Vom Nutzen des Waffenstillstands

KIEW/BERLIN
(Eigener Bericht) – Deutsche Außenpolitiker stellen eine Verschärfung der EU-Sanktionen gegen Russland zur Debatte. Angesichts der neuen Eskalation der Kämpfe im Osten der Ukraine werde man „leider über schärfere Sanktionen reden müssen“, erklären mehrere Vertreter der transatlantischen Fraktion im deutschen Polit-Establishment. Die jüngste Eskalation in Donezk und Mariupol, für die Berlin umstandslos die ostukrainischen Aufständischen oder gar Moskau verantwortlich macht, folgt auf Mobilmachungs- und Aufrüstungsschritte der Kiewer Regierung, die Beobachtern zufolge auf eine bevorstehende groß angelegte Militäroffensive schließen lassen. Kiew leitet zudem die langfristige Militarisierung des Landes in die Wege: Jugendliche und sogar Kinder sollen in Zukunft nicht nur eine „national-patriotische Erziehung“ durchlaufen, sondern in der Schule auch „den Umgang mit Gewehren und der Kalaschnikow lernen“. Das Europaparlament hat vor wenigen Tagen die Lieferung von „Schutzwaffen“ an die Ukraine ausdrücklich befürwortet; Berlin hat derartige Ausfuhren bereits im vergangenen Jahr genehmigt. Ergänzend zur Ausweitung des militärischen Konflikts bereitet Brüssel nun auch eine umfassende Propagandakampagne vor.

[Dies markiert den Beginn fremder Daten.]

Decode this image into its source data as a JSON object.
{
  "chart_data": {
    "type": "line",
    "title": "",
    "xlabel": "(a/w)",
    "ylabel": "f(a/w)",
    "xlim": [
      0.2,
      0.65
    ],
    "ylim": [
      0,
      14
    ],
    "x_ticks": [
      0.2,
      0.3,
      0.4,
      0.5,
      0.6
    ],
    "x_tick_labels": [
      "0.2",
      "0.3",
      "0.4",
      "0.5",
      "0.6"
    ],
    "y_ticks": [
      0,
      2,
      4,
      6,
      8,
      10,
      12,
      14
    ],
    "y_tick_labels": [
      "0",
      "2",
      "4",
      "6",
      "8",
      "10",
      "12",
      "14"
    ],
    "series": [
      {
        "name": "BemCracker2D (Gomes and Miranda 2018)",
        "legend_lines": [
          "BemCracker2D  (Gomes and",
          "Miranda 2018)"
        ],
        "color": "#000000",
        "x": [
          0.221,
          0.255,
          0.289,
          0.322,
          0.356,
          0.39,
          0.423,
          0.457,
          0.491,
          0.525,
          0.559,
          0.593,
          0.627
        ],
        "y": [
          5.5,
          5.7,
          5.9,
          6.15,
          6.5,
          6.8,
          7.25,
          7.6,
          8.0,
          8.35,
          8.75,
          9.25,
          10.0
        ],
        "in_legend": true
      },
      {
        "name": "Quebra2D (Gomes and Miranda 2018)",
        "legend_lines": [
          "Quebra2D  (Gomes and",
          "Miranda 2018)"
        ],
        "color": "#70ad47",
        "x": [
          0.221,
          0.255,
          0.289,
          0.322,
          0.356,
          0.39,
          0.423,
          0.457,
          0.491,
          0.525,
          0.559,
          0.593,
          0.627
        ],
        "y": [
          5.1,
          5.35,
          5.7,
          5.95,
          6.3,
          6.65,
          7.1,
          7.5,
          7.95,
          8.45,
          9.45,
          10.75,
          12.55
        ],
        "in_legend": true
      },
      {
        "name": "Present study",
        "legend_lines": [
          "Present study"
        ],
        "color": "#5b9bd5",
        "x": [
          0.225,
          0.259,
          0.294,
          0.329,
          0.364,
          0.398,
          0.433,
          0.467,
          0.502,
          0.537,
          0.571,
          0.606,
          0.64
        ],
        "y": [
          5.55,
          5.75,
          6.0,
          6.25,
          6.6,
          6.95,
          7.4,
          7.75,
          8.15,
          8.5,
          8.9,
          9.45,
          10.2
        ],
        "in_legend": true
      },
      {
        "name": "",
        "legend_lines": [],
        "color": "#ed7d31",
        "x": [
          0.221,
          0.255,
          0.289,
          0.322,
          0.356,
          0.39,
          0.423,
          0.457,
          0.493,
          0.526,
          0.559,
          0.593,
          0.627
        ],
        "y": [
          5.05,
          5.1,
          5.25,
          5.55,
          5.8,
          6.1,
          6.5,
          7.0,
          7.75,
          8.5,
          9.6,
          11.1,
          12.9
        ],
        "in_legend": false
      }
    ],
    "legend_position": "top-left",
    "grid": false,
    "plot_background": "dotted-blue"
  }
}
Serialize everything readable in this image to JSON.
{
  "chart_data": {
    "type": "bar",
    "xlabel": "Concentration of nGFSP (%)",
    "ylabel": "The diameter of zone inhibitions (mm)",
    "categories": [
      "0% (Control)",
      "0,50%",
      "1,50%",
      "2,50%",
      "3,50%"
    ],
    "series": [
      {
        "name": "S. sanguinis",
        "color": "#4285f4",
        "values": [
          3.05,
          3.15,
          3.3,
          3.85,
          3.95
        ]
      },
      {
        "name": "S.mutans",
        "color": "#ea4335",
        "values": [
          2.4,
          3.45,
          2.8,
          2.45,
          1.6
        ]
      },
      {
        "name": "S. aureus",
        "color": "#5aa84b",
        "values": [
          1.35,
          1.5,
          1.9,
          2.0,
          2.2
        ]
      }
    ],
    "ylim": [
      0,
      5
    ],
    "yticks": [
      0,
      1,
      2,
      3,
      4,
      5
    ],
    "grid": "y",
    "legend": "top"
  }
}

Sanktionen auf der Tagesordnung
Mehrere Außenpolitiker der transatlantischen Fraktion des deutschen Polit-Establishments stellen eine Verschärfung der EU-Sanktionen gegen Russland zur Debatte. Anlass ist die erneute Zuspitzung der Kämpfe in der Ostukraine und insbesondere der jüngste Beschuss der Hafenstadt Mariupol. Die Schuld an der Eskalation wird umstandslos und ohne nähere Begründung Moskau zugeschrieben. Brüssel dürfe „die aktuelle Eskalationspolitik des Kremls nicht unbeantwortet lassen“, erklärt der außenpolitische Sprecher von Bündnis 90/Die Grünen, Omid Nouripour; man müsse deshalb neue Sanktionen in Betracht ziehen.[1] Russland sei „der Kriegstreiber in der Region, weil es die Separatisten mit schweren Waffen, logistischer Hilfe und Treibstoff versorgt“, wird der CDU-Außenpolitiker Karl-Georg Wellmann zitiert: „Wenn die russische Regierung also nicht nachweisbare Fortschritte zur Deeskalation der Lage nachweisen kann“, dann werde man „leider über schärfere Sanktionen reden müssen“. Auch die CDU-Außenpolitikerin Elisabeth Motschmann sagt: „Die EU muss sich wieder mit dem Thema Sanktionen beschäftigen.“
Vor der Offensive
Der aktuellen Eskalation vorausgegangen waren umfassende Mobilmachungs- und Aufrüstungsschritte der Kiewer Regierung. Präsident Petro Poroschenko hatte angekündigt, rund 50.000 Wehrpflichtige im Alter zwischen 16 und 60 Jahren einzuberufen; sie sollten drei Wochen lang ausgebildet und dann umgehend an die Bürgerkriegsfront abkommandiert werden.[2] Weitere 50.000 Männer würden in einigen Monaten zur Armee eingezogen, teilte Poroschenko mit. Gleichzeitig übergab er den ukrainischen Streitkräften offiziell neues Kriegsgerät, darunter Sturmgewehre, Haubitzen, Schützenpanzer sowie Kampfflieger – und kommentierte dies: „So nutzen wir den sogenannten Waffenstillstand.“[3] Unter anderem aufgrund der Aufrüstung im großen Stil gingen Beobachter davon aus, dass Kiew eine groß angelegte Militäroffensive plane. Die jüngste Eskalation erfolgte nun nach dem bis heute nicht aufgeklärten Granatbeschuss eines Busses in Donezk, dem 13 Zivilisten zum Opfer fielen – die ostukrainischen Aufständischen sehen die Schuld bei Kiewer Regierungseinheiten – und nach dem Raketenangriff auf Mariupol, bei dem mindestens 30 Zivilisten zu Tode kamen; ihn schreibt Kiew den Aufständischen zu.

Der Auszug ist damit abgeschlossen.